Und dann bemerkte am Telefon ein etwas tiefer eingestiegener Kunde, dass bei Bryston auch keine Scheu herrsche, sämtliche Schaltungsunterlagen frei zur Verfügung zu stellen. Nachgesehen, stimmt, noch ein dickes Plus. Und Anlass, mal in den Schaltungen zu schmökern. Und da fällt etwas sehr ungewöhnliches auf, die Leistungsstufen sind nämlich nicht wie sonst immer entweder als Emitter- oder Kollektorfolger ausgeführt, die Frage "Darlington oder Sziklay" wird hier mit "Ja" beantwortet, man macht einfach beides. In beiden Halbwellen-Zweigen arbeitet der Treiber sowohl auf einen NPN-, als auch auf einen PNP-Leistungs-Transistor. Das hat vor vielen Jahren Bryston damit begründet, dass dabei ein sogenannter "Super-Transistor" mit optimaler Linearität entstünde. Mag sein, doch ich war sofort von einem ganz anderen hörbaren Zusammenhang überzeugt, der bei der Untersuchung von Detail-Schwächen der Endstufe meines Symphonic-Line-RG10 in den Fokus gerückt war:

lokal gegengekoppelte Emitterfolger-Leistungs-Transistoren wie beim RG10 machen prinzipiell kaum vollständig zu unterdrückende Artefakte im Lautsprecherkreis, weil sie gerade bei komplexer Last im Übernahmepunkt interne verzerrende Schwingneigung aufweisen, durch die sie zeitweise auch "taub" gegen jede Korrektur per Über-alles Gegenkopplung werden. Allerdings haben sie auch die besten "Führungsqualitäten", wo Dämpfungsfaktor gefordert wird. Kollektor-Folger dagegen verzerren im Lautsprecher-Kreis kaum intermodulierend, höchstens harmonisch (siehe z.B. Sugden und Musical Fidelity) - nur haben sie recht fordernde Lautsprecher wiederum nur unzureichend im Griff.
Wenn man jetzt beide Varianten kombiniert, bekommt man erst mal die Griffigkeit des Emitterfolgers samt seiner Effekte - die in Standard-Schaltungen besonders deshalb harsch auffallen können, weil während ihres Auftretens das Gerät auf keinem Weg korrigieren kann. Ist nun aber wie hier ein leistungsstarker Kollektor-Folger parallel geschaltet, dann wird dieser durch lokale Gegenkopplungs-Effekte seines Partners nicht mit blockiert, kann den Korrekturen der Gegenkopplungsschleife während der Selbst-Beschäftigung seines Mitstreiters weiter folgen und die Scharten auswetzen, also den korrekten Signal-Verlauf an der Blockade vorbei losten und diese dabei auch schneller zum Abklingen bringen.

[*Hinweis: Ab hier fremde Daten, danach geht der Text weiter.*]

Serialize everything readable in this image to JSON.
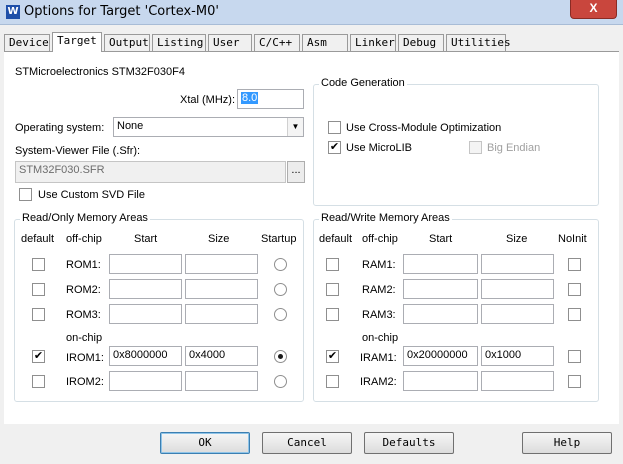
{
  "window": {
    "icon_glyph": "W",
    "title": "Options for Target 'Cortex-M0'",
    "close_glyph": "X"
  },
  "tabs": [
    {
      "label": "Device",
      "active": false
    },
    {
      "label": "Target",
      "active": true
    },
    {
      "label": "Output",
      "active": false
    },
    {
      "label": "Listing",
      "active": false
    },
    {
      "label": "User",
      "active": false
    },
    {
      "label": "C/C++",
      "active": false
    },
    {
      "label": "Asm",
      "active": false
    },
    {
      "label": "Linker",
      "active": false
    },
    {
      "label": "Debug",
      "active": false
    },
    {
      "label": "Utilities",
      "active": false
    }
  ],
  "device_name": "STMicroelectronics STM32F030F4",
  "xtal": {
    "label": "Xtal (MHz):",
    "value": "8.0"
  },
  "os": {
    "label": "Operating system:",
    "selected": "None",
    "arrow_icon": "chevron-down-icon"
  },
  "svf": {
    "label": "System-Viewer File (.Sfr):",
    "value": "STM32F030.SFR",
    "browse_label": "..."
  },
  "custom_svd": {
    "label": "Use Custom SVD File",
    "checked": false
  },
  "code_gen": {
    "title": "Code Generation",
    "cross_module": {
      "label": "Use Cross-Module Optimization",
      "checked": false
    },
    "microlib": {
      "label": "Use MicroLIB",
      "checked": true
    },
    "big_endian": {
      "label": "Big Endian",
      "checked": false,
      "disabled": true
    }
  },
  "ro_memory": {
    "title": "Read/Only Memory Areas",
    "headers": {
      "default": "default",
      "offchip": "off-chip",
      "start": "Start",
      "size": "Size",
      "startup": "Startup"
    },
    "onchip_label": "on-chip",
    "rows": [
      {
        "name": "ROM1:",
        "default": false,
        "start": "",
        "size": "",
        "startup": false
      },
      {
        "name": "ROM2:",
        "default": false,
        "start": "",
        "size": "",
        "startup": false
      },
      {
        "name": "ROM3:",
        "default": false,
        "start": "",
        "size": "",
        "startup": false
      },
      {
        "name": "IROM1:",
        "default": true,
        "start": "0x8000000",
        "size": "0x4000",
        "startup": true
      },
      {
        "name": "IROM2:",
        "default": false,
        "start": "",
        "size": "",
        "startup": false
      }
    ]
  },
  "rw_memory": {
    "title": "Read/Write Memory Areas",
    "headers": {
      "default": "default",
      "offchip": "off-chip",
      "start": "Start",
      "size": "Size",
      "noinit": "NoInit"
    },
    "onchip_label": "on-chip",
    "rows": [
      {
        "name": "RAM1:",
        "default": false,
        "start": "",
        "size": "",
        "noinit": false
      },
      {
        "name": "RAM2:",
        "default": false,
        "start": "",
        "size": "",
        "noinit": false
      },
      {
        "name": "RAM3:",
        "default": false,
        "start": "",
        "size": "",
        "noinit": false
      },
      {
        "name": "IRAM1:",
        "default": true,
        "start": "0x20000000",
        "size": "0x1000",
        "noinit": false
      },
      {
        "name": "IRAM2:",
        "default": false,
        "start": "",
        "size": "",
        "noinit": false
      }
    ]
  },
  "buttons": {
    "ok": "OK",
    "cancel": "Cancel",
    "defaults": "Defaults",
    "help": "Help"
  },
  "check_glyph": "✔"
}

Ob dieser gedankliche Ansatz so nachzuvollziehen sein würde, da war ich sehr gespannt, würde eine aktuelle Bryston-Endstufe eher einen Verzerrungs-Eindruck wie ein Emitterfolger-Transistor oder eine Anoden-gekoppelte Röhre hinterlassen?

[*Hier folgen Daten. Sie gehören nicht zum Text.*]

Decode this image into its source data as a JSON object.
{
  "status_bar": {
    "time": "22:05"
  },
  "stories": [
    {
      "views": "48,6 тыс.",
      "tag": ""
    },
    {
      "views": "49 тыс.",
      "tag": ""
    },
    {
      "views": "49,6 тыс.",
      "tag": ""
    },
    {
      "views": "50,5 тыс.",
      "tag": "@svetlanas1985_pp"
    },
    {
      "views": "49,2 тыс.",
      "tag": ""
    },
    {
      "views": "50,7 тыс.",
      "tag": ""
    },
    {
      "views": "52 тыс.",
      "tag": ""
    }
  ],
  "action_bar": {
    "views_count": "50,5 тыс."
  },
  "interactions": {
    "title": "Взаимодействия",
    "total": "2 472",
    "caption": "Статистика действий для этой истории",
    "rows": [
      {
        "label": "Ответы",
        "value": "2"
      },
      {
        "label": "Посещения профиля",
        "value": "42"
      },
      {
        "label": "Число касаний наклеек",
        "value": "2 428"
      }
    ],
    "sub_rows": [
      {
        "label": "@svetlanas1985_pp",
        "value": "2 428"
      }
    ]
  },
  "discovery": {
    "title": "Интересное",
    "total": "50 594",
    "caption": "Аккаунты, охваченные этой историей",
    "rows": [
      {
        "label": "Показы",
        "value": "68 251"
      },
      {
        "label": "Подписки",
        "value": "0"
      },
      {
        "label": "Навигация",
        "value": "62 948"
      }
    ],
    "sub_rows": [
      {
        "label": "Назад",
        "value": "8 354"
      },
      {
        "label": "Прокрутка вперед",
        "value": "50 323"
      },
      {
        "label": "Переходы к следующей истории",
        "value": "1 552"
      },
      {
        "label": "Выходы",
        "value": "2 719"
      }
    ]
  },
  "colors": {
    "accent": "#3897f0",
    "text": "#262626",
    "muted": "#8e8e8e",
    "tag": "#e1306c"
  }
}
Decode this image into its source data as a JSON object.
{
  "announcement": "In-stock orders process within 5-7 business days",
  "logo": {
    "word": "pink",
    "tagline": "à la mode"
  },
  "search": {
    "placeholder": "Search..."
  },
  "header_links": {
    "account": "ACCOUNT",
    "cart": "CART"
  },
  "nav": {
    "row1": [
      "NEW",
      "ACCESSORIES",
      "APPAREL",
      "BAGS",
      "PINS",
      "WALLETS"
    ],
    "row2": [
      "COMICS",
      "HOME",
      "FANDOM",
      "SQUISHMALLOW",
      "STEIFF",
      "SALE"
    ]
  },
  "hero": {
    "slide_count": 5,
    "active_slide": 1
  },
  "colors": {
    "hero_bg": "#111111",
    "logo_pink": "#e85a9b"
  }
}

Nun war der Vorführ-Raum ein wenig klein für die verwendeten Boxen, diese waren zudem sehr Höhen-betont abgestimmt. Weiterhin fällt mir natürlich jeder Delta-Sigma-Digitalwandler aus Gewohnheit schon mal negativ auf - auch hier hätte ich getippt, einen DAC mit Flaggschiff-ICs aus aktueller Fertigung zu hören. Immerhin kann man es nicht Bryston zuschreiben, wenn man keine guten Wandler-Chips mehr bekommt, dafür ist eher das Management z.B. von Philips und Texas Instruments verantwortlich. All diese Vorführ-Bedingungen abgezogen muss ich aber bestätigen: die Bryston-Endstufen-Schaltung kombiniert die Vorteile, nicht die Schwächen ihrer beiden Grundschaltungen. Sehr packend einerseits, blitzsauber, durchaus "warm" ohne nervig-falsche Glanzlichter. Und überhaupt ist es interessant, dass man die klanglichen Probleme des DAC-ICs damit so eindeutig heraus hören konnte, mit schlechten Verstärkern ist so eine präzise Zuweisung nämlich unmöglich. Das Bryston-Endstufen-Prinzip kann ich nur empfehlen und werde da auch selbst weiter dran forschen.

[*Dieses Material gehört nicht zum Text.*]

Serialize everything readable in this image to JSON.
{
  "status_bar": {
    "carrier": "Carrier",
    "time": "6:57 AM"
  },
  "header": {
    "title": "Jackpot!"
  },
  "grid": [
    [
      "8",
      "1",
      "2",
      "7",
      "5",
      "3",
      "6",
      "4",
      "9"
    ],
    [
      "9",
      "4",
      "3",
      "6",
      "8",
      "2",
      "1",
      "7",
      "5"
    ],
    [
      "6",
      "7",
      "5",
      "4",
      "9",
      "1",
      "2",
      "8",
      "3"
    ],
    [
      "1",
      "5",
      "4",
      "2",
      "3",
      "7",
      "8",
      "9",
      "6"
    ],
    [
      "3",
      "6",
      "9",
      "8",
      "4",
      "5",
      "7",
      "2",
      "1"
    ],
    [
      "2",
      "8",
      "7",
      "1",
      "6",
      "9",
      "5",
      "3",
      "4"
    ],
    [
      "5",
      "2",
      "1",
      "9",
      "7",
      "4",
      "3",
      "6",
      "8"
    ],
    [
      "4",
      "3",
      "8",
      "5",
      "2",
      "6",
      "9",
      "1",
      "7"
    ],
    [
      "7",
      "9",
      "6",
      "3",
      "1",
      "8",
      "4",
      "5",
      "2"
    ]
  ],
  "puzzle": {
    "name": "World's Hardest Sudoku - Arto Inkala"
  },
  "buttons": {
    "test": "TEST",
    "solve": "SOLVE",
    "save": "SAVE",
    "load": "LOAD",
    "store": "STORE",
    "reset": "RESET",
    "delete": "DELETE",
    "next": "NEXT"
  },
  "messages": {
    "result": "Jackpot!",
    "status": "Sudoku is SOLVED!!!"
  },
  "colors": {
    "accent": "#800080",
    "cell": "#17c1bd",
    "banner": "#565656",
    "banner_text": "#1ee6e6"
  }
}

Und auch ein großes Lob für die Bryston-Mannschaft, sehr nett und mit den richtigen Schwerpunkten. Man hatte eine große, amtliche Espresso-Maschine aufgebaut und auf der Tafel dahinter notiert, was man auf dieser Messe nicht mitmachen würde. Alles sehr nach meinem Geschmack! Bei Bryston ist der Tag vollends gut geworden.

Danke!
...nicht nur mir fällt auf, was auf der Highend seit Jahrzehnten dudelt...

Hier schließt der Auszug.